Legislative leaders this week could send to high stakes negotiating committees bills allowing more charter schools in Massachusetts, reducing gun violence and imposing new disclosure rules on super PACs while raising campaign contribution limits. With less than three weeks left for formal sessions, there’s a wide gulf between the House and Senate as far as their approach to allowing more charters, with the Senate planning to debate its plan (S 2262) on Wednesday and amendments to that bill due Monday. The House has already approved gun, charters, and super PAC bills and Senate President Therese Murray said Thursday she expects the Senate to consider all three next week. The Senate plans formal sessions Tuesday, Wednesday and Thursday. The House has scheduled a formal session on Wednesday to take up local housing authority reforms (H 4211). The bill sets performance benchmarks and calls for annual independent audits and training for authority board members and executive directors. The legislation keys off a more far-reaching plan Gov. Deval Patrick offered after a Chelsea Housing Authority scandal in which its former executive director was found to be rigging the inspection process and concealing a $360,000 salary.

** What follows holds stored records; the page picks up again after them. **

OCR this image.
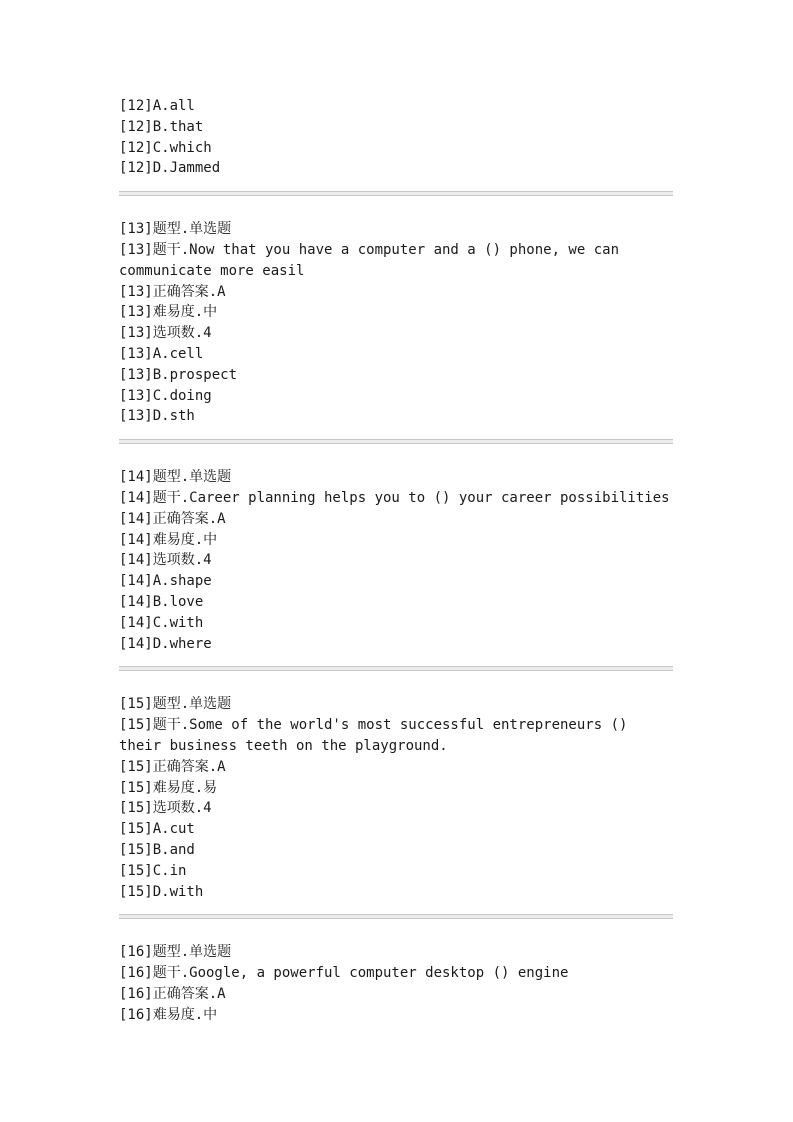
[12]A.all

[12]B.that

[12]C.which

[12]D.Jammed

[13]题型.单选题

[13]题干.Now that you have a computer and a () phone, we can communicate more easil

[13]正确答案.A

[13]难易度.中

[13]选项数.4

[13]A.cell

[13]B.prospect

[13]C.doing

[13]D.sth

[14]题型.单选题

[14]题干.Career planning helps you to () your career possibilities

[14]正确答案.A

[14]难易度.中

[14]选项数.4

[14]A.shape

[14]B.love

[14]C.with

[14]D.where

[15]题型.单选题

[15]题干.Some of the world's most successful entrepreneurs () their business teeth on the playground.

[15]正确答案.A

[15]难易度.易

[15]选项数.4

[15]A.cut

[15]B.and

[15]C.in

[15]D.with

[16]题型.单选题

[16]题干.Google, a powerful computer desktop () engine

[16]正确答案.A

[16]难易度.中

With the signings by Gov. Patrick of laws regulating compounding pharmacies and instituting welfare system reforms, Beacon Hill leaders have cleared off their to-do list leftover priorities from the 2013 session. Thursday’s Senate passage of a $1.7 billion environmental bond means that bill can be referred to a House-Senate conference. The branches this week also sent to conference bills making long-term investments in technology, affording parole options to juvenile murderers, and promoting economic development and job creation. Conferences are also still in place to reconcile bills addressing domestic violence, financing the expansion of the Boston Convention and Exhibition Center, and implementing systems to increase the recycling of products containing mercury.
Friday’s signing of a fiscal 2015 budget does not mean the end of debate over near-term spending priorities. House Speaker Robert DeLeo and House Ways and Means Chairman Brian Dempsey now get to decide which of Gov. Deval Patrick’s budget vetoes to try to override and which of his budget amendments to bring to the floor for consideration. The governor handed down his veto message on Friday, cutting $16 million in spending and asking the Legislature to hand him the power to make unilateral budget cuts, although administration officials says nothing in particular was driving that request.